I believe in experience. Or at least I think I do. Experience sounds like a great thing to have a belief in. A belief in experience sounds like a bold statement, but saying one believes in experience is so vague. It could mean anything, thus it really means nothing. It is a belief that sounds strong, that could spark the hearts of listeners and readers. This is a perfect belief to have for NPR’s This I Believe and hopefully will be enough to earn me a satisfactory grade in my english class.
There are several different ways I can express my belief in experience. The first is my one of my favorites: sharing experiences about experience. I could share my stories of war and how they made me find myself. I could also talk about how my forgiveness of the person who hurt me or someone close to me reassured my faith in humanity. Unfortunately, none of these are true, nor even close to the truth. In past experiences, lying isn’t the best thing to do, much less lying on national radio, the internet, or even to your english class.

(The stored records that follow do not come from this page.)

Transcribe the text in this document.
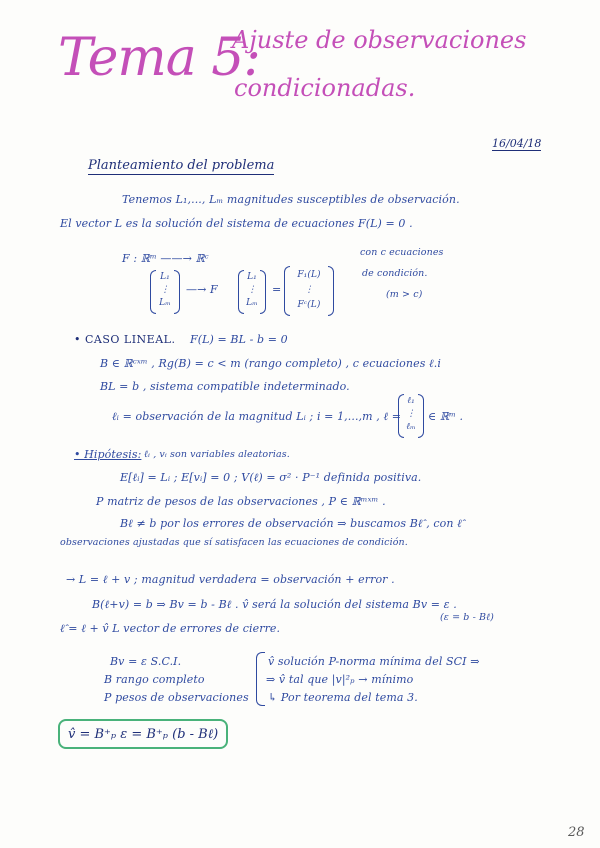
Tema 5:
Ajuste de observaciones
condicionadas.
16/04/18
Planteamiento del problema
Tenemos L₁,..., Lₘ magnitudes susceptibles de observación.
El vector L es la solución del sistema de ecuaciones F(L) = 0 .
F : ℝᵐ ——→ ℝᶜ
L₁
⋮
Lₘ
—→ F
L₁
⋮
Lₘ
=
F₁(L)
⋮
Fᶜ(L)
con c ecuaciones
de condición.
(m > c)
• CASO LINEAL. F(L) = BL - b = 0
B ∈ ℝᶜˣᵐ , Rg(B) = c < m (rango completo) , c ecuaciones ℓ.i
BL = b , sistema compatible indeterminado.
ℓᵢ = observación de la magnitud Lᵢ ; i = 1,...,m , ℓ =
ℓ₁
⋮
ℓₘ
∈ ℝᵐ .
• Hipótesis: ℓᵢ , vᵢ son variables aleatorias.
E[ℓᵢ] = Lᵢ ; E[vᵢ] = 0 ; V(ℓ) = σ² · P⁻¹ definida positiva.
P matriz de pesos de las observaciones , P ∈ ℝᵐˣᵐ .
Bℓ ≠ b por los errores de observación ⇒ buscamos Bℓ̂ , con ℓ̂
observaciones ajustadas que sí satisfacen las ecuaciones de condición.
→ L = ℓ + v ; magnitud verdadera = observación + error .
B(ℓ+v) = b ⇒ Bv = b - Bℓ . v̂ será la solución del sistema Bv = ε .
(ε = b - Bℓ)
ℓ̂ = ℓ + v̂ L vector de errores de cierre.
Bv = ε S.C.I.
B rango completo
P pesos de observaciones
v̂ solución P-norma mínima del SCI ⇒
⇒ v̂ tal que |v|²ₚ → mínimo
↳ Por teorema del tema 3.
v̂ = B⁺ₚ ε = B⁺ₚ (b - Bℓ)
28
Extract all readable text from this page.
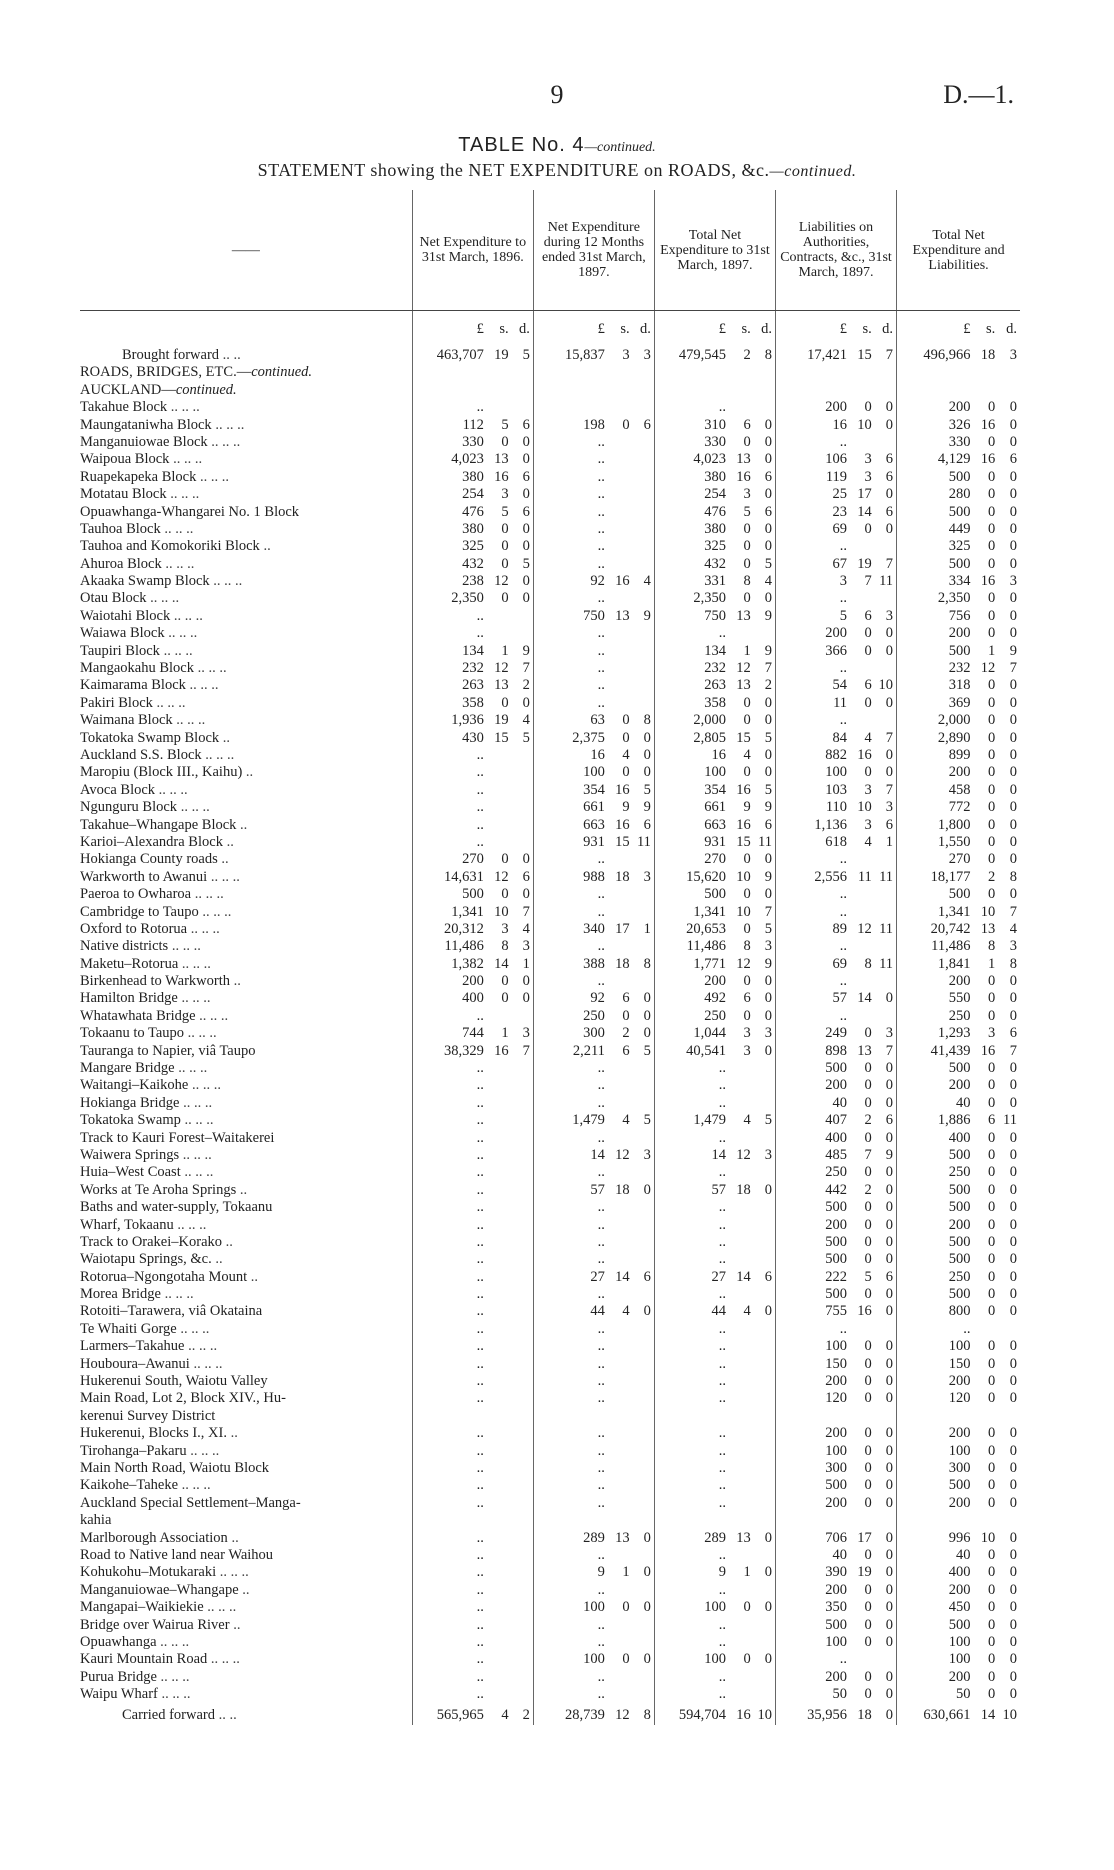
9	D.—1.
TABLE No. 4—continued.
STATEMENT showing the NET EXPENDITURE on ROADS, &c.—continued.
——	Net Expenditure to 31st March, 1896.			Net Expenditure during 12 Months ended 31st March, 1897.			Total Net Expenditure to 31st March, 1897.			Liabilities on Authorities, Contracts, &c., 31st March, 1897.			Total Net Expenditure and Liabilities.		
	£	s.	d.	£	s.	d.	£	s.	d.	£	s.	d.	£	s.	d.

Brought forward .. ..	463,707	19	5	15,837	3	3	479,545	2	8	17,421	15	7	496,966	18	3
ROADS, BRIDGES, ETC.—continued.															
AUCKLAND—continued.															
Takahue Block .. .. ..	..						..			200	0	0	200	0	0
Maungataniwha Block .. .. ..	112	5	6	198	0	6	310	6	0	16	10	0	326	16	0
Manganuiowae Block .. .. ..	330	0	0	..			330	0	0	..			330	0	0
Waipoua Block .. .. ..	4,023	13	0	..			4,023	13	0	106	3	6	4,129	16	6
Ruapekapeka Block .. .. ..	380	16	6	..			380	16	6	119	3	6	500	0	0
Motatau Block .. .. ..	254	3	0	..			254	3	0	25	17	0	280	0	0
Opuawhanga-Whangarei No. 1 Block	476	5	6	..			476	5	6	23	14	6	500	0	0
Tauhoa Block .. .. ..	380	0	0	..			380	0	0	69	0	0	449	0	0
Tauhoa and Komokoriki Block ..	325	0	0	..			325	0	0	..			325	0	0
Ahuroa Block .. .. ..	432	0	5	..			432	0	5	67	19	7	500	0	0
Akaaka Swamp Block .. .. ..	238	12	0	92	16	4	331	8	4	3	7	11	334	16	3
Otau Block .. .. ..	2,350	0	0	..			2,350	0	0	..			2,350	0	0
Waiotahi Block .. .. ..	..			750	13	9	750	13	9	5	6	3	756	0	0
Waiawa Block .. .. ..	..			..			..			200	0	0	200	0	0
Taupiri Block .. .. ..	134	1	9	..			134	1	9	366	0	0	500	1	9
Mangaokahu Block .. .. ..	232	12	7	..			232	12	7	..			232	12	7
Kaimarama Block .. .. ..	263	13	2	..			263	13	2	54	6	10	318	0	0
Pakiri Block .. .. ..	358	0	0	..			358	0	0	11	0	0	369	0	0
Waimana Block .. .. ..	1,936	19	4	63	0	8	2,000	0	0	..			2,000	0	0
Tokatoka Swamp Block ..	430	15	5	2,375	0	0	2,805	15	5	84	4	7	2,890	0	0
Auckland S.S. Block .. .. ..	..			16	4	0	16	4	0	882	16	0	899	0	0
Maropiu (Block III., Kaihu) ..	..			100	0	0	100	0	0	100	0	0	200	0	0
Avoca Block .. .. ..	..			354	16	5	354	16	5	103	3	7	458	0	0
Ngunguru Block .. .. ..	..			661	9	9	661	9	9	110	10	3	772	0	0
Takahue–Whangape Block ..	..			663	16	6	663	16	6	1,136	3	6	1,800	0	0
Karioi–Alexandra Block ..	..			931	15	11	931	15	11	618	4	1	1,550	0	0
Hokianga County roads ..	270	0	0	..			270	0	0	..			270	0	0
Warkworth to Awanui .. .. ..	14,631	12	6	988	18	3	15,620	10	9	2,556	11	11	18,177	2	8
Paeroa to Owharoa .. .. ..	500	0	0	..			500	0	0	..			500	0	0
Cambridge to Taupo .. .. ..	1,341	10	7	..			1,341	10	7	..			1,341	10	7
Oxford to Rotorua .. .. ..	20,312	3	4	340	17	1	20,653	0	5	89	12	11	20,742	13	4
Native districts .. .. ..	11,486	8	3	..			11,486	8	3	..			11,486	8	3
Maketu–Rotorua .. .. ..	1,382	14	1	388	18	8	1,771	12	9	69	8	11	1,841	1	8
Birkenhead to Warkworth ..	200	0	0	..			200	0	0	..			200	0	0
Hamilton Bridge .. .. ..	400	0	0	92	6	0	492	6	0	57	14	0	550	0	0
Whatawhata Bridge .. .. ..	..			250	0	0	250	0	0	..			250	0	0
Tokaanu to Taupo .. .. ..	744	1	3	300	2	0	1,044	3	3	249	0	3	1,293	3	6
Tauranga to Napier, viâ Taupo	38,329	16	7	2,211	6	5	40,541	3	0	898	13	7	41,439	16	7
Mangare Bridge .. .. ..	..			..			..			500	0	0	500	0	0
Waitangi–Kaikohe .. .. ..	..			..			..			200	0	0	200	0	0
Hokianga Bridge .. .. ..	..			..			..			40	0	0	40	0	0
Tokatoka Swamp .. .. ..	..			1,479	4	5	1,479	4	5	407	2	6	1,886	6	11
Track to Kauri Forest–Waitakerei	..			..			..			400	0	0	400	0	0
Waiwera Springs .. .. ..	..			14	12	3	14	12	3	485	7	9	500	0	0
Huia–West Coast .. .. ..	..			..			..			250	0	0	250	0	0
Works at Te Aroha Springs ..	..			57	18	0	57	18	0	442	2	0	500	0	0
Baths and water-supply, Tokaanu	..			..			..			500	0	0	500	0	0
Wharf, Tokaanu .. .. ..	..			..			..			200	0	0	200	0	0
Track to Orakei–Korako ..	..			..			..			500	0	0	500	0	0
Waiotapu Springs, &c. ..	..			..			..			500	0	0	500	0	0
Rotorua–Ngongotaha Mount ..	..			27	14	6	27	14	6	222	5	6	250	0	0
Morea Bridge .. .. ..	..			..			..			500	0	0	500	0	0
Rotoiti–Tarawera, viâ Okataina	..			44	4	0	44	4	0	755	16	0	800	0	0
Te Whaiti Gorge .. .. ..	..			..			..			..			..		
Larmers–Takahue .. .. ..	..			..			..			100	0	0	100	0	0
Houboura–Awanui .. .. ..	..			..			..			150	0	0	150	0	0
Hukerenui South, Waiotu Valley	..			..			..			200	0	0	200	0	0
Main Road, Lot 2, Block XIV., Hu-	..			..			..			120	0	0	120	0	0
kerenui Survey District															
Hukerenui, Blocks I., XI. ..	..			..			..			200	0	0	200	0	0
Tirohanga–Pakaru .. .. ..	..			..			..			100	0	0	100	0	0
Main North Road, Waiotu Block	..			..			..			300	0	0	300	0	0
Kaikohe–Taheke .. .. ..	..			..			..			500	0	0	500	0	0
Auckland Special Settlement–Manga-	..			..			..			200	0	0	200	0	0
kahia															
Marlborough Association ..	..			289	13	0	289	13	0	706	17	0	996	10	0
Road to Native land near Waihou	..			..			..			40	0	0	40	0	0
Kohukohu–Motukaraki .. .. ..	..			9	1	0	9	1	0	390	19	0	400	0	0
Manganuiowae–Whangape ..	..			..			..			200	0	0	200	0	0
Mangapai–Waikiekie .. .. ..	..			100	0	0	100	0	0	350	0	0	450	0	0
Bridge over Wairua River ..	..			..			..			500	0	0	500	0	0
Opuawhanga .. .. ..	..			..			..			100	0	0	100	0	0
Kauri Mountain Road .. .. ..	..			100	0	0	100	0	0	..			100	0	0
Purua Bridge .. .. ..	..			..			..			200	0	0	200	0	0
Waipu Wharf .. .. ..	..			..			..			50	0	0	50	0	0
Carried forward .. ..	565,965	4	2	28,739	12	8	594,704	16	10	35,956	18	0	630,661	14	10
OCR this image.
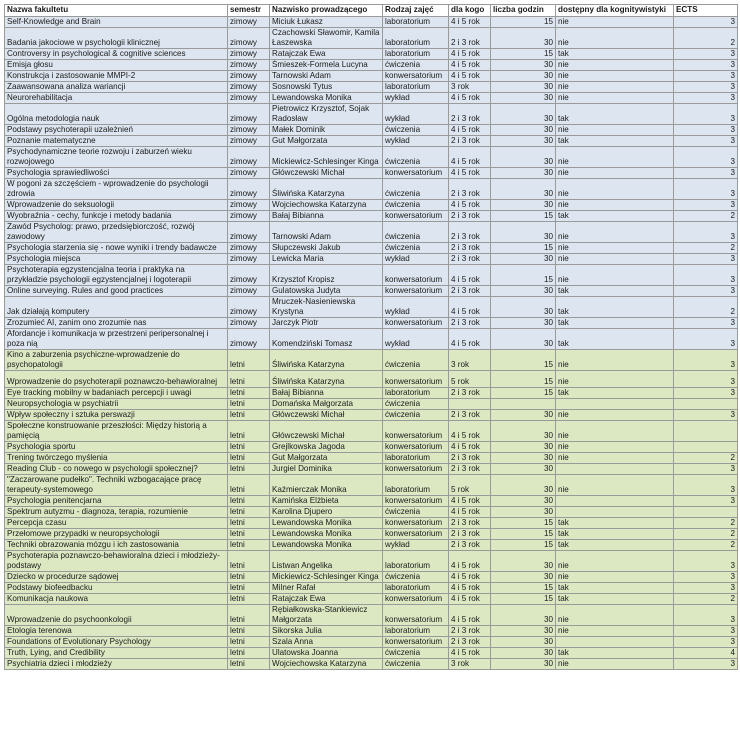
Nazwa fakultetu	semestr	Nazwisko prowadzącego	Rodzaj zajęć	dla kogo	liczba godzin	dostępny dla kognitywistyki	ECTS
Self-Knowledge and Brain	zimowy	Miciuk Łukasz	laboratorium	4 i 5 rok	15	nie	3
Badania jakociowe w psychologii klinicznej	zimowy	Czachowski Sławomir, Kamila Łaszewska	laboratorium	2 i 3 rok	30	nie	2
Controversy in psychological & cognitive sciences	zimowy	Ratajczak Ewa	laboratorium	4 i 5 rok	15	tak	3
Emisja głosu	zimowy	Śmieszek-Formela Lucyna	ćwiczenia	4 i 5 rok	30	nie	3
Konstrukcja i zastosowanie MMPI-2	zimowy	Tarnowski Adam	konwersatorium	4 i 5 rok	30	nie	3
Zaawansowana analiza wariancji	zimowy	Sosnowski Tytus	laboratorium	3 rok	30	nie	3
Neurorehabilitacja	zimowy	Lewandowska Monika	wykład	4 i 5 rok	30	nie	3
Ogólna metodologia nauk	zimowy	Pietrowicz Krzysztof, Sojak Radosław	wykład	2 i 3 rok	30	tak	3
Podstawy psychoterapii uzależnień	zimowy	Małek Dominik	ćwiczenia	4 i 5 rok	30	nie	3
Poznanie matematyczne	zimowy	Gut Małgorzata	wykład	2 i 3 rok	30	tak	3
Psychodynamiczne teorie rozwoju i zaburzeń wieku rozwojowego	zimowy	Mickiewicz-Schlesinger Kinga	ćwiczenia	4 i 5 rok	30	nie	3
Psychologia sprawiedliwości	zimowy	Główczewski Michał	konwersatorium	4 i 5 rok	30	nie	3
W pogoni za szczęściem - wprowadzenie do psychologii zdrowia	zimowy	Śliwińska Katarzyna	ćwiczenia	2 i 3 rok	30	nie	3
Wprowadzenie do seksuologii	zimowy	Wojciechowska Katarzyna	ćwiczenia	4 i 5 rok	30	nie	3
Wyobraźnia - cechy, funkcje i metody badania	zimowy	Bałaj Bibianna	konwersatorium	2 i 3 rok	15	tak	2
Zawód Psycholog: prawo, przedsiębiorczość, rozwój zawodowy	zimowy	Tarnowski Adam	ćwiczenia	2 i 3 rok	30	nie	3
Psychologia starzenia się - nowe wyniki i trendy badawcze	zimowy	Słupczewski Jakub	ćwiczenia	2 i 3 rok	15	nie	2
Psychologia miejsca	zimowy	Lewicka Maria	wykład	2 i 3 rok	30	nie	3
Psychoterapia egzystencjalna teoria i praktyka na przykładzie psychologii egzystencjalnej i logoterapii	zimowy	Krzysztof Kropisz	konwersatorium	4 i 5 rok	15	nie	3
Online surveying. Rules and good practices	zimowy	Gulatowska Judyta	konwersatorium	2 i 3 rok	30	tak	3
Jak działają komputery	zimowy	Mruczek-Nasieniewska Krystyna	wykład	4 i 5 rok	30	tak	2
Zrozumieć AI, zanim ono zrozumie nas	zimowy	Jarczyk Piotr	konwersatorium	2 i 3 rok	30	tak	3
Afordancje i komunikacja w przestrzeni peripersonalnej i poza nią	zimowy	Komendziński Tomasz	wykład	4 i 5 rok	30	tak	3
Kino a zaburzenia psychiczne-wprowadzenie do psychopatologii	letni	Śliwińska Katarzyna	ćwiczenia	3 rok	15	nie	3
Wprowadzenie do psychoterapii poznawczo-behawioralnej	letni	Śliwińska Katarzyna	konwersatorium	5 rok	15	nie	3
Eye tracking mobilny w badaniach percepcji i uwagi	letni	Bałaj Bibianna	laboratorium	2 i 3 rok	15	tak	3
Neuropsychologia w psychiatrii	letni	Domańska Małgorzata	ćwiczenia				
Wpływ społeczny i sztuka perswazji	letni	Główczewski Michał	ćwiczenia	2 i 3 rok	30	nie	3
Społeczne konstruowanie przeszłości: Między historią a pamięcią	letni	Główczewski Michał	konwersatorium	4 i 5 rok	30	nie	
Psychologia sportu	letni	Grejlkowska Jagoda	konwersatorium	4 i 5 rok	30	nie	
Trening twórczego myślenia	letni	Gut Małgorzata	laboratorium	2 i 3 rok	30	nie	2
Reading Club - co nowego w psychologii społecznej?	letni	Jurgiel Dominika	konwersatorium	2 i 3 rok	30		3
"Zaczarowane pudełko". Techniki wzbogacające pracę terapeuty-systemowego	letni	Kaźmierczak Monika	laboratorium	5 rok	30	nie	3
Psychologia penitencjarna	letni	Kamińska Elżbieta	konwersatorium	4 i 5 rok	30		3
Spektrum autyzmu - diagnoza, terapia, rozumienie	letni	Karolina Djupero	ćwiczenia	4 i 5 rok	30		
Percepcja czasu	letni	Lewandowska Monika	konwersatorium	2 i 3 rok	15	tak	2
Przełomowe przypadki w neuropsychologii	letni	Lewandowska Monika	konwersatorium	2 i 3 rok	15	tak	2
Techniki obrazowania mózgu i ich zastosowania	letni	Lewandowska Monika	wykład	2 i 3 rok	15	tak	2
Psychoterapia poznawczo-behawioralna dzieci i młodzieży-podstawy	letni	Listwan Angelika	laboratorium	4 i 5 rok	30	nie	3
Dziecko w procedurze sądowej	letni	Mickiewicz-Schlesinger Kinga	ćwiczenia	4 i 5 rok	30	nie	3
Podstawy biofeedbacku	letni	Milner Rafał	laboratorium	4 i 5 rok	15	tak	3
Komunikacja naukowa	letni	Ratajczak Ewa	konwersatorium	4 i 5 rok	15	tak	2
Wprowadzenie do psychoonkologii	letni	Rębiałkowska-Stankiewicz Małgorzata	konwersatorium	4 i 5 rok	30	nie	3
Etologia terenowa	letni	Sikorska Julia	laboratorium	2 i 3 rok	30	nie	3
Foundations of Evolutionary Psychology	letni	Szala Anna	konwersatorium	2 i 3 rok	30		3
Truth, Lying, and Credibility	letni	Ulatowska Joanna	ćwiczenia	4 i 5 rok	30	tak	4
Psychiatria dzieci i młodzieży	letni	Wojciechowska Katarzyna	ćwiczenia	3 rok	30	nie	3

Another literary strategy commonly used in This I Believe statements is the “super metaphor”. In school, we learned that a metaphor is the comparison between two unlike things to draw meaning. A super metaphor is the comparison between two things that you never, ever would have thought would be used in the same sentence, much less to make reasonable thoughts. My belief in experience is like wrestling angry, intoxicated walrus could be an excellent start to admitting how my beliefs have never been accepted by my peers and have caused me to never fully accept myself. Once again, not true but it does put a vivid image in my head and could more listeners to tears, despite the humorous image of a drunk, three thousand pound mammal attacking a skinny white kid.
The final possible method is the only one that might have some reality behind it for me. The idea that I believe in experience because I have none of it. I have spent sixteen years experiencing. I have sat through boring and funny classes, traveled across the US, and lived life like most teenagers would. However, I feel like haven’t even begun to experience life. I think that the only way you find yourself is by experiencing the unknown and seeing how you react to it. Hopefully someday I will have experience enough to believe in more. So I guess I do believe in experience, even if I have an odd way of expressing it.